Wiederentdeckung der vergessenen Wale des Mittelmeers

Vor etwa zwei Jahrtausenden beschrieb Pliny der Ältere einen dramatischen Anblick. In der Bucht von Cádiz an der Westküste Spaniens, direkt hinter der Meerenge von Gibraltar, wo sich Atlantik und Mittelmeer treffen, würden Killerwale die jungen Kälber anderer Wale angreifen, kleine und verwundbare. Plinius war einer der herausragendsten Naturhistoriker Roms, aber man kann ihm nicht völlig vertrauen - er schrieb auch über Einhörner, als ob sie wirklich wären. Und die Szene, die er beschreibt, würde heute nicht passieren: Nur wenige Wale besuchen diesen Teil der Welt. Seine Beschreibung wurde jahrhundertelang nicht als Tatsache angenommen. Vielleicht dachte er an Delphine.

Nach neuen Forschungsergebnissen ist Plinys Beschreibung möglicherweise korrekt gewesen - es gibt Hinweise darauf, dass mindestens zwei Walarten, die Zeit in Küstennähe verbringen, einmal im Rahmen ihrer jährlichen Wanderungen in den Mittelmeerraum gereist sind.

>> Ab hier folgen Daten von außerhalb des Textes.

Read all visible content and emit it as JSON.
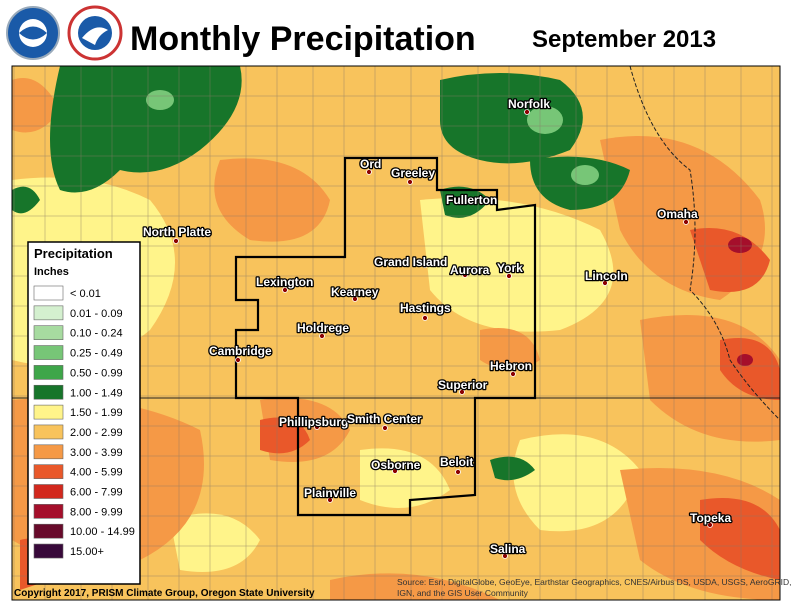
{
  "header": {
    "title": "Monthly Precipitation",
    "period": "September 2013"
  },
  "legend": {
    "title": "Precipitation",
    "units": "Inches",
    "items": [
      {
        "label": "< 0.01",
        "color": "#ffffff"
      },
      {
        "label": "0.01 - 0.09",
        "color": "#d4f0cf"
      },
      {
        "label": "0.10 - 0.24",
        "color": "#a7dba0"
      },
      {
        "label": "0.25 - 0.49",
        "color": "#77c677"
      },
      {
        "label": "0.50 - 0.99",
        "color": "#3ea649"
      },
      {
        "label": "1.00 - 1.49",
        "color": "#17752a"
      },
      {
        "label": "1.50 - 1.99",
        "color": "#fff48a"
      },
      {
        "label": "2.00 - 2.99",
        "color": "#f8c35c"
      },
      {
        "label": "3.00 - 3.99",
        "color": "#f59946"
      },
      {
        "label": "4.00 - 5.99",
        "color": "#e9582a"
      },
      {
        "label": "6.00 - 7.99",
        "color": "#d2281d"
      },
      {
        "label": "8.00 - 9.99",
        "color": "#a50f2b"
      },
      {
        "label": "10.00 - 14.99",
        "color": "#680a2b"
      },
      {
        "label": "15.00+",
        "color": "#38093a"
      }
    ]
  },
  "cities": [
    "Norfolk",
    "Ord",
    "Greeley",
    "Fullerton",
    "North Platte",
    "Omaha",
    "Grand Island",
    "Aurora",
    "York",
    "Lincoln",
    "Lexington",
    "Kearney",
    "Hastings",
    "Holdrege",
    "Cambridge",
    "Hebron",
    "Superior",
    "Phillipsburg",
    "Smith Center",
    "Osborne",
    "Beloit",
    "Plainville",
    "Topeka",
    "Salina"
  ],
  "footer": {
    "copyright": "Copyright 2017, PRISM Climate Group, Oregon State University",
    "source": [
      "Source: Esri, DigitalGlobe, GeoEye, Earthstar Geographics, CNES/Airbus DS, USDA, USGS, AeroGRID,",
      "IGN, and the GIS User Community"
    ]
  }
}
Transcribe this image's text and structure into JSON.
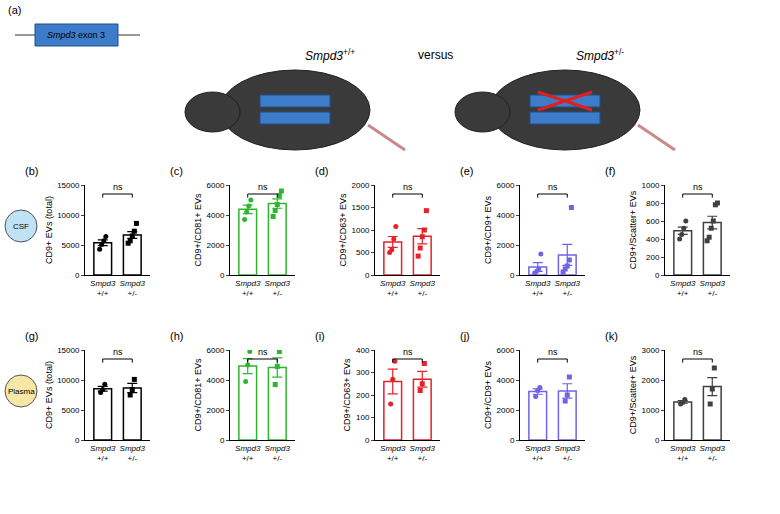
{
  "schematic": {
    "label": "(a)",
    "gene_box": "Smpd3 exon 3",
    "left": "Smpd3 +/+",
    "middle": "versus",
    "right": "Smpd3 +/-"
  },
  "row_labels": [
    "CSF",
    "Plasma"
  ],
  "chart_data": [
    {
      "panel": "(b)",
      "type": "bar",
      "y_label": "CD9+ EVs (total)",
      "categories": [
        "Smpd3 +/+",
        "Smpd3 +/-"
      ],
      "values": [
        5375,
        6680
      ],
      "errors": [
        480,
        560
      ],
      "points": [
        [
          4300,
          5100,
          5700,
          6400
        ],
        [
          5300,
          5700,
          6500,
          7300,
          8600
        ]
      ],
      "color": "#000000",
      "ylim": [
        0,
        15000
      ],
      "yticks": [
        0,
        5000,
        10000,
        15000
      ],
      "significance": "ns"
    },
    {
      "panel": "(c)",
      "type": "bar",
      "y_label": "CD9+/CD81+ EVs",
      "categories": [
        "Smpd3 +/+",
        "Smpd3 +/-"
      ],
      "values": [
        4375,
        4760
      ],
      "errors": [
        280,
        310
      ],
      "points": [
        [
          3700,
          4200,
          4600,
          5000
        ],
        [
          3900,
          4300,
          4700,
          5300,
          5600
        ]
      ],
      "color": "#2fb52f",
      "ylim": [
        0,
        6000
      ],
      "yticks": [
        0,
        2000,
        4000,
        6000
      ],
      "significance": "ns"
    },
    {
      "panel": "(d)",
      "type": "bar",
      "y_label": "CD9+/CD63+ EVs",
      "categories": [
        "Smpd3 +/+",
        "Smpd3 +/-"
      ],
      "values": [
        735,
        860
      ],
      "errors": [
        120,
        170
      ],
      "points": [
        [
          500,
          560,
          800,
          1080
        ],
        [
          420,
          600,
          850,
          1000,
          1430
        ]
      ],
      "color": "#e52129",
      "ylim": [
        0,
        2000
      ],
      "yticks": [
        0,
        500,
        1000,
        1500,
        2000
      ],
      "significance": "ns"
    },
    {
      "panel": "(e)",
      "type": "bar",
      "y_label": "CD9+/CD9+ EVs",
      "categories": [
        "Smpd3 +/+",
        "Smpd3 +/-"
      ],
      "values": [
        537,
        1340
      ],
      "errors": [
        290,
        700
      ],
      "points": [
        [
          100,
          250,
          400,
          1400
        ],
        [
          200,
          400,
          600,
          1000,
          4500
        ]
      ],
      "color": "#6f63e8",
      "ylim": [
        0,
        6000
      ],
      "yticks": [
        0,
        2000,
        4000,
        6000
      ],
      "significance": "ns"
    },
    {
      "panel": "(f)",
      "type": "bar",
      "y_label": "CD9+/Scatter+ EVs",
      "categories": [
        "Smpd3 +/+",
        "Smpd3 +/-"
      ],
      "values": [
        492,
        583
      ],
      "errors": [
        40,
        70
      ],
      "points": [
        [
          400,
          450,
          520,
          600
        ],
        [
          380,
          420,
          520,
          600,
          780,
          800
        ]
      ],
      "color": "#404040",
      "ylim": [
        0,
        1000
      ],
      "yticks": [
        0,
        200,
        400,
        600,
        800,
        1000
      ],
      "significance": "ns"
    },
    {
      "panel": "(g)",
      "type": "bar",
      "y_label": "CD9+ EVs (total)",
      "categories": [
        "Smpd3 +/+",
        "Smpd3 +/-"
      ],
      "values": [
        8530,
        8670
      ],
      "errors": [
        400,
        760
      ],
      "points": [
        [
          7900,
          8400,
          9300
        ],
        [
          7500,
          8400,
          10100
        ]
      ],
      "color": "#000000",
      "ylim": [
        0,
        15000
      ],
      "yticks": [
        0,
        5000,
        10000,
        15000
      ],
      "significance": "ns"
    },
    {
      "panel": "(h)",
      "type": "bar",
      "y_label": "CD9+/CD81+ EVs",
      "categories": [
        "Smpd3 +/+",
        "Smpd3 +/-"
      ],
      "values": [
        4930,
        4830
      ],
      "errors": [
        500,
        640
      ],
      "points": [
        [
          3900,
          5000,
          5900
        ],
        [
          3700,
          4900,
          5900
        ]
      ],
      "color": "#2fb52f",
      "ylim": [
        0,
        6000
      ],
      "yticks": [
        0,
        2000,
        4000,
        6000
      ],
      "significance": "ns"
    },
    {
      "panel": "(i)",
      "type": "bar",
      "y_label": "CD9+/CD63+ EVs",
      "categories": [
        "Smpd3 +/+",
        "Smpd3 +/-"
      ],
      "values": [
        260,
        270
      ],
      "errors": [
        55,
        35
      ],
      "points": [
        [
          160,
          270,
          350
        ],
        [
          220,
          250,
          340
        ]
      ],
      "color": "#e52129",
      "ylim": [
        0,
        400
      ],
      "yticks": [
        0,
        100,
        200,
        300,
        400
      ],
      "significance": "ns"
    },
    {
      "panel": "(j)",
      "type": "bar",
      "y_label": "CD9+/CD9+ EVs",
      "categories": [
        "Smpd3 +/+",
        "Smpd3 +/-"
      ],
      "values": [
        3230,
        3270
      ],
      "errors": [
        180,
        480
      ],
      "points": [
        [
          2900,
          3300,
          3500
        ],
        [
          2600,
          3000,
          4200
        ]
      ],
      "color": "#6f63e8",
      "ylim": [
        0,
        6000
      ],
      "yticks": [
        0,
        2000,
        4000,
        6000
      ],
      "significance": "ns"
    },
    {
      "panel": "(k)",
      "type": "bar",
      "y_label": "CD9+/Scatter+ EVs",
      "categories": [
        "Smpd3 +/+",
        "Smpd3 +/-"
      ],
      "values": [
        1270,
        1780
      ],
      "errors": [
        45,
        300
      ],
      "points": [
        [
          1200,
          1250,
          1350
        ],
        [
          1200,
          1700,
          2400
        ]
      ],
      "color": "#404040",
      "ylim": [
        0,
        3000
      ],
      "yticks": [
        0,
        1000,
        2000,
        3000
      ],
      "significance": "ns"
    }
  ]
}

Belege für die Existenz dieser Wale sind rar, schreibt ein Forscherteam in einem neuen Artikel in der Verfahren der Royal Society B. "Whale-Knochen schaffen es selten in menschlichen Siedlungen", schreiben sie. „Die meisten Wale sterben und sinken im Meer. Und diejenigen, die es bis ans Ufer schaffen, haben normalerweise die Skelette durch die Wirkung der Wellen zerstört und zerstreut. “Wenn Menschen die Wale-Knochen behalten haben, die sie gefangen oder gefunden haben, zerreißen oder zerlegen diese Knochen diese oft in kleinere Stücke schwer zu identifizieren.

In der neuen Arbeit verwenden die Forscher zwei Techniken - DNA-Analyse und Kollagen-Fingerabdruck -, um uralte Knochenfragmente zu untersuchen, die in Siedlungen der Römer in der Nähe von Gibraltar gefunden wurden, die möglicherweise von Walen stammen. Von den elf untersuchten Exemplaren stammten neun tatsächlich von Walen. Das Team identifizierte sechs davon als Arten, die in der Nähe des Mittelmeers nicht mehr vorkommen.

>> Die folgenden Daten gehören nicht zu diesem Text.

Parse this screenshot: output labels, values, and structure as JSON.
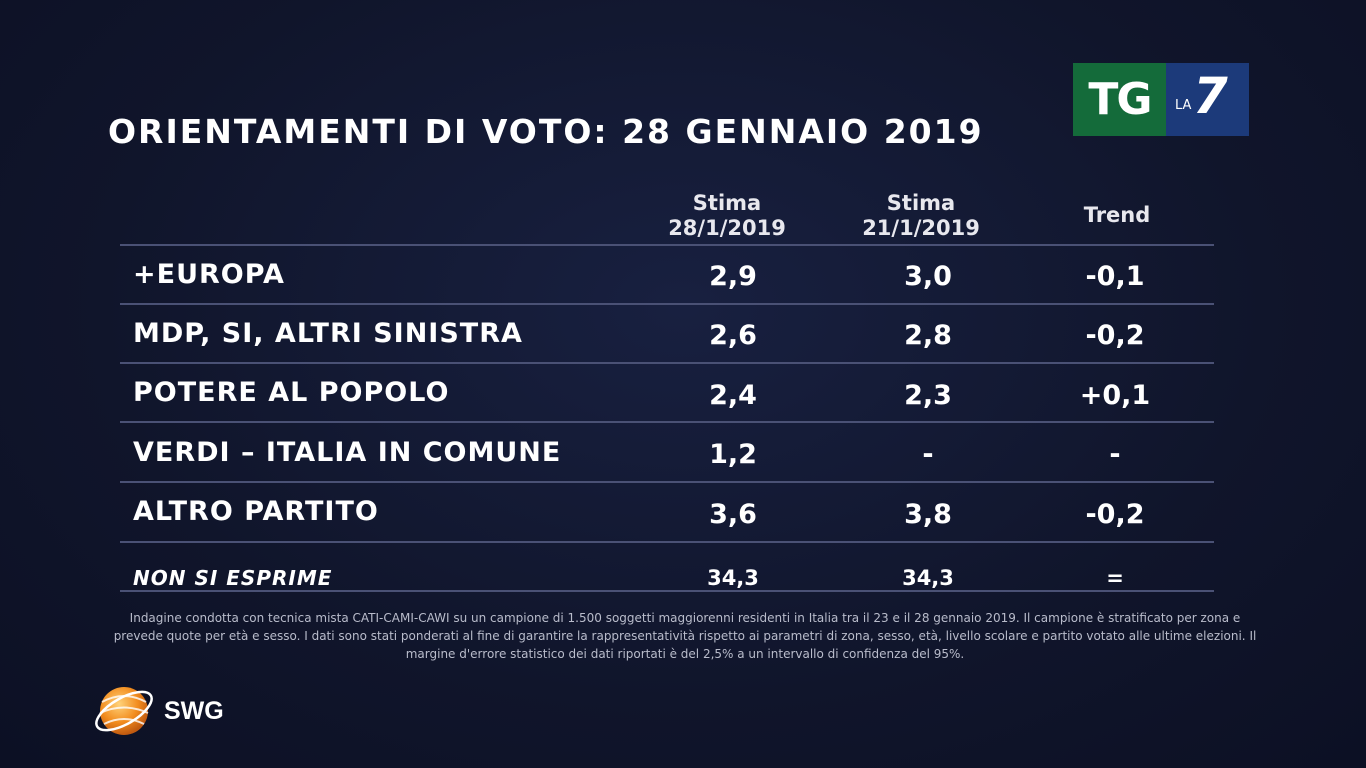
{
  "title": "ORIENTAMENTI DI VOTO: 28 GENNAIO 2019",
  "logo": {
    "tg": "TG",
    "la": "LA",
    "seven": "7"
  },
  "chart_data": {
    "type": "table",
    "title": "ORIENTAMENTI DI VOTO: 28 GENNAIO 2019",
    "columns": [
      {
        "line1": "Stima",
        "line2": "28/1/2019"
      },
      {
        "line1": "Stima",
        "line2": "21/1/2019"
      },
      {
        "line1": "Trend",
        "line2": ""
      }
    ],
    "rows": [
      {
        "party": "+EUROPA",
        "current": "2,9",
        "previous": "3,0",
        "trend": "-0,1"
      },
      {
        "party": "MDP, SI, ALTRI SINISTRA",
        "current": "2,6",
        "previous": "2,8",
        "trend": "-0,2"
      },
      {
        "party": "POTERE AL POPOLO",
        "current": "2,4",
        "previous": "2,3",
        "trend": "+0,1"
      },
      {
        "party": "VERDI – ITALIA IN COMUNE",
        "current": "1,2",
        "previous": "-",
        "trend": "-"
      },
      {
        "party": "ALTRO PARTITO",
        "current": "3,6",
        "previous": "3,8",
        "trend": "-0,2"
      }
    ],
    "non_si_esprime": {
      "label": "NON SI ESPRIME",
      "current": "34,3",
      "previous": "34,3",
      "trend": "="
    }
  },
  "note": "Indagine condotta con tecnica mista CATI-CAMI-CAWI su un campione di 1.500 soggetti maggiorenni residenti in Italia tra il 23 e il 28 gennaio 2019. Il campione è stratificato per zona e prevede quote per età e sesso. I dati sono stati ponderati al fine di garantire la rappresentatività rispetto ai parametri di zona, sesso, età, livello scolare e partito votato alle ultime elezioni. Il margine d'errore statistico dei dati riportati è del 2,5% a un intervallo di confidenza del 95%.",
  "source": "SWG",
  "colors": {
    "background": "#0f1429",
    "tg_green": "#146b3a",
    "la7_blue": "#1c3a7a",
    "swg_orange": "#f28c1e"
  }
}
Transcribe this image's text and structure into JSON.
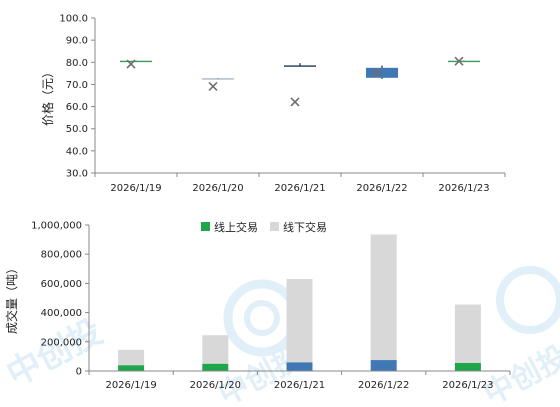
{
  "chart_data": [
    {
      "type": "candlestick",
      "categories": [
        "2026/1/19",
        "2026/1/20",
        "2026/1/21",
        "2026/1/22",
        "2026/1/23"
      ],
      "ylabel": "价格（元）",
      "ylim": [
        30.0,
        100.0
      ],
      "yticks": [
        "30.0",
        "40.0",
        "50.0",
        "60.0",
        "70.0",
        "80.0",
        "90.0",
        "100.0"
      ],
      "boxes": [
        {
          "open": 80.5,
          "close": 80.7,
          "high": 80.8,
          "low": 80.4,
          "color": "#3a9a5c"
        },
        {
          "open": 72.6,
          "close": 72.8,
          "high": 72.9,
          "low": 72.5,
          "color": "#aab7c4"
        },
        {
          "open": 78.4,
          "close": 78.6,
          "high": 79.6,
          "low": 78.3,
          "color": "#1f3b57"
        },
        {
          "open": 73.0,
          "close": 77.5,
          "high": 78.5,
          "low": 72.5,
          "color": "#3f78b4"
        },
        {
          "open": 80.5,
          "close": 80.7,
          "high": 80.8,
          "low": 80.4,
          "color": "#3a9a5c"
        }
      ],
      "avg_markers": [
        79.2,
        69.1,
        62.1,
        75.2,
        80.5
      ],
      "marker_color": "#6e6e6e",
      "grid": false
    },
    {
      "type": "bar",
      "stacked": true,
      "categories": [
        "2026/1/19",
        "2026/1/20",
        "2026/1/21",
        "2026/1/22",
        "2026/1/23"
      ],
      "ylabel": "成交量（吨）",
      "ylim": [
        0,
        1000000
      ],
      "yticks": [
        "0",
        "200,000",
        "400,000",
        "600,000",
        "800,000",
        "1,000,000"
      ],
      "legend_position": "top",
      "series": [
        {
          "name": "线上交易",
          "values": [
            40000,
            50000,
            60000,
            75000,
            55000
          ],
          "colors": [
            "#1fa54a",
            "#1fa54a",
            "#3f78b4",
            "#3f78b4",
            "#1fa54a"
          ]
        },
        {
          "name": "线下交易",
          "values": [
            105000,
            195000,
            570000,
            860000,
            400000
          ],
          "color": "#d8d8d8"
        }
      ],
      "legend_colors": [
        "#1fa54a",
        "#d8d8d8"
      ],
      "grid": false
    }
  ],
  "watermark": {
    "text": "中创投",
    "color": "#a9d3ec"
  }
}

Drei der Fragmente, so berichtet das Team, stammten aus Nordatlantik-Glattwalen, die jetzt nur noch viel weiter nördlich in einer bedrohten Population leben. Drei weitere Fragmente stammten von Grauwalen, die nur noch im Nordpazifik vorkommen.

Eine römische Fischverarbeitungsstätte. D. Bernal-Casasola, Universität von Cadiz

Während die Wale, die heute in dieser Region leben, groß sind und in tiefen Gewässern leben, kommen nordatlantische Glattwale und Grauwale nahe an die Küste, während sie auf Kalbgebiete wandern. Vor Tausenden von Jahren hätten Naturforscher wie Pliny sie sehen können. Und, so schreiben die Forscher, ist es möglich, dass die römische Gesellschaft die Wale für ihr Fleisch und ihren Blubber fangen wollte.

Die Knochenfragmente, die sie analysierten, stammten aus archäologischen Stätten der römischen Fischverarbeitungsindustrie, wo riesige Salztanks entdeckt wurden. Gibraltar war ein Fischerei- und Verarbeitungszentrum, wo das römische Gewürz garum, eine Fischsauce, hergestellt worden wäre. Ob die Wale am Strand gestrandet waren oder aktiv gejagt wurden, die Archäologen und Historiker wussten, wie sie eingesetzt worden sein könnten.

Die Forscher fanden auch in ihrer Analyse ein anderes faszinierendes Stück Vergangenheit. Eines der anderen Knochenfragmente stammte von einem Delphin. Der letzte kam jedoch von einer nordafrikanischen Elefantenunterart, die von Karthago in den punischen Kriegen verwendet wurde und nun ausgestorben ist. Was in Spanien gemacht wurde, ist nicht klar.

Zu wissen, dass diese besonderen Wale einst im Mittelmeerraum lebten, ist ein Hinweis darauf, wie sehr sich die Welt in den letzten paar tausend Jahren durch den Einfluss des Menschen verändert hat. Warum leben diese Arten nicht mehr im Mittelmeer? Der Druck auf die Jagd hat die Ökologie der Ozeane so dramatisch verändert, dass niemand wirklich glaubte, dass Küstenwale jemals in dieser Region lebten. Wie die Forscher schreiben, ist es "nicht einfach, das volle Ausmaß zu verstehen, in dem der Mensch natürliche Ökosysteme verändert hat, weil wir dies seit Jahrtausenden tun und dann vergessen."